The Occupiers, he said, had the potential to expose that “this government is corrupt.” Not garden variety corruption, like Illinois Governor Blagojevich — but systemic rot. The present arrangements, by which politicians must approach donors who can pay $2500, the maximum individual contribution legal under current law, forces them to be corrupt, he contended. He briefly turned his attention to Wall Street, claiming a connection: the current campaign system enabled a lack of new regulation after the 2008 financial crisis.

This systemic crisis could only be confronted by a coalition of left and right, he argued, referring to his recent meetings with Tea Party organizers, which included a conference on the possibility of calling a Constitutional Convention under the amendment process provided in Article V (see the November issue of TAC for a full report by James Antle). The conference had been one for elite opinion leaders like Instapundit’s Glenn Reynolds and Harvard’s Laurence Tribe, but Lessig encouraged Occupiers to talk to “tea party members who have been out of a job.” Begin by “not challenging their integrity,” he advised, while cautioning that Occupiers not be as “completely convinced of your righteousness as those on the Right seem to be,” he said.

But Lessig’s biggest applause line returned to the roots of the Occupy movement — Wall Street. The Occupiers could find common ground with Tea Partiers on this issue, he said, because “no one believes in crony capitalism except crony capitalists.”

At the Q&A after Lessig’s remarks, one man stood up and claimed to be “one of the original tea party leaders.” “You have friends,” he said, to applause. But some of the occupiers weren’t having all the ecumenical talk. One objected that those on the left simply had too many fundamental differences with those on the right.

Lessig placated dissenters in the crowd with a combination of practical political advice and more aspirational rhetoric. “I think if we have to work out all these contradictions first, we’re not going anywhere.” To someone who suggested a third party, he said that a broad based movement needed not 20, but “80 percent,”a third party he called “the people.” Our country has “many different souls” he said, returning to an aspirational tone, and referring to his “sacred text,” Henry David Thoreau’s call to “strike at the root.”

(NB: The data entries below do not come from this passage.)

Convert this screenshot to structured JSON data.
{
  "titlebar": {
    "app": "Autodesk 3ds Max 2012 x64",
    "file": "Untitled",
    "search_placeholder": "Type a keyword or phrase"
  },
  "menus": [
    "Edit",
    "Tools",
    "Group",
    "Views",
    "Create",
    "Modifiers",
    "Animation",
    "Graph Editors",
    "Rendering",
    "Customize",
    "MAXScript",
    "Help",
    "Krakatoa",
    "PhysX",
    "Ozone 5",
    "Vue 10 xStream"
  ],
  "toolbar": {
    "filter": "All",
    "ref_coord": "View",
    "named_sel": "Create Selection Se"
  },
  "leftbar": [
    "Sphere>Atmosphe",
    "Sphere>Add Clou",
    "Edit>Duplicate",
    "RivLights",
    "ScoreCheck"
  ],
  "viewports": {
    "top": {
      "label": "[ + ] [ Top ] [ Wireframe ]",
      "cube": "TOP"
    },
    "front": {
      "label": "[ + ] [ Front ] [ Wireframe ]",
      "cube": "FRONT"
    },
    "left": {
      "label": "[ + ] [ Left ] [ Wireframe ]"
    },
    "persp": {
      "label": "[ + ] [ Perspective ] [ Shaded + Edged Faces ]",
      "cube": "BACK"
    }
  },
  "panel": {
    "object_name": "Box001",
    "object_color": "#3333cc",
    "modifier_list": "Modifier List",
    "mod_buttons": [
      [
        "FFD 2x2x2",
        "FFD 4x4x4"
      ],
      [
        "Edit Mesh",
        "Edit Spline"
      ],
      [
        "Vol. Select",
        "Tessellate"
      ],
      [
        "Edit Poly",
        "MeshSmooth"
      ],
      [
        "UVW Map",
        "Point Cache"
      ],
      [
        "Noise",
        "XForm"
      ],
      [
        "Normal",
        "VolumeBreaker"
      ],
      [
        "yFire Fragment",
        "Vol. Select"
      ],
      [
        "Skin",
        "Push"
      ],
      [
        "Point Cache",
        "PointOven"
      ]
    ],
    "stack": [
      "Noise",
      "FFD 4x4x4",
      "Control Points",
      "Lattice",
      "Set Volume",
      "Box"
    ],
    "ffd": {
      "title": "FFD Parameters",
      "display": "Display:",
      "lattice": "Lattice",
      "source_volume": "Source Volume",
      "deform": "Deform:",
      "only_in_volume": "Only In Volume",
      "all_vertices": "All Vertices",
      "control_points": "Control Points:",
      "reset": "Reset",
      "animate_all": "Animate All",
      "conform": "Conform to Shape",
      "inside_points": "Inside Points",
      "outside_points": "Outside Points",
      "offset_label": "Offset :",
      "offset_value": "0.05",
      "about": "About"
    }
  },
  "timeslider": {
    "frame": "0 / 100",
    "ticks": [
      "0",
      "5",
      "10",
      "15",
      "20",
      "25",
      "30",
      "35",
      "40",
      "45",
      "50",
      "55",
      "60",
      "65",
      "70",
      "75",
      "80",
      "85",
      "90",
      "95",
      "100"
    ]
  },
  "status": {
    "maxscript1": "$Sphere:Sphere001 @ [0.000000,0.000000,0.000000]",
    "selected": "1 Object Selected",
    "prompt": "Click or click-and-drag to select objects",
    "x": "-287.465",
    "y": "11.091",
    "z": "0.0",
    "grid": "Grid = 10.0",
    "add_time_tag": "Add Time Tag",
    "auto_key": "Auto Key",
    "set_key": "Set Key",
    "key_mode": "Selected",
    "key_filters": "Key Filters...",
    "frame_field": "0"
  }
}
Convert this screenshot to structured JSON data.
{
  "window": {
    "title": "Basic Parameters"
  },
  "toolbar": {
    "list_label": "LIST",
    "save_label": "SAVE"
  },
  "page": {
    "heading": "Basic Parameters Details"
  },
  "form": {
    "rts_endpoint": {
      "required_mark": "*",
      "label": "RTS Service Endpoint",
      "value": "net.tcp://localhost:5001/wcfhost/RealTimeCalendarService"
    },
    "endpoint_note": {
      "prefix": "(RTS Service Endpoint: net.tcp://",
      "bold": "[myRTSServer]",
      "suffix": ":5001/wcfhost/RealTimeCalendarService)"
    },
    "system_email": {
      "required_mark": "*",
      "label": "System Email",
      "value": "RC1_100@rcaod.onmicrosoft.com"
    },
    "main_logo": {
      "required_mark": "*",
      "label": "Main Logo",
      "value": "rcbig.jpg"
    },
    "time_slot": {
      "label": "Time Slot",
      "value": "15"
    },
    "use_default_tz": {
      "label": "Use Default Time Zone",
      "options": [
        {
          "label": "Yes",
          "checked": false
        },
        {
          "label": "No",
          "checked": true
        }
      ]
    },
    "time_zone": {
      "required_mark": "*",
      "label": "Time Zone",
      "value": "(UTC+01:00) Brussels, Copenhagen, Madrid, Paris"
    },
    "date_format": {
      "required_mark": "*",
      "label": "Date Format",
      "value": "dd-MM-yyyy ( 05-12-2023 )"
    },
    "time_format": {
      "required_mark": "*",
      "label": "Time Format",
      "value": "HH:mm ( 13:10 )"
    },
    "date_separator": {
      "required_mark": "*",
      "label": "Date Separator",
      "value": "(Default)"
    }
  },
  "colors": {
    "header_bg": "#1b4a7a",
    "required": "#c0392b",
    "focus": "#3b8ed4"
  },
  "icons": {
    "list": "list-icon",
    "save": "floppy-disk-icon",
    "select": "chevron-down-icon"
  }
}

After about 40 minutes, people seemed to tire of repeating questions via the “human mic,” and the Occupiers returned to regularly scheduled programming. Restaurant workers had been invited to talk about their fight for higher wages, but they couldn’t command the same rapt attention as Harvard rock star Lessig. Much of the crowd quickly dispersed, some going back to their tents, while other fans presumably headed off to Lessig’s next book signing.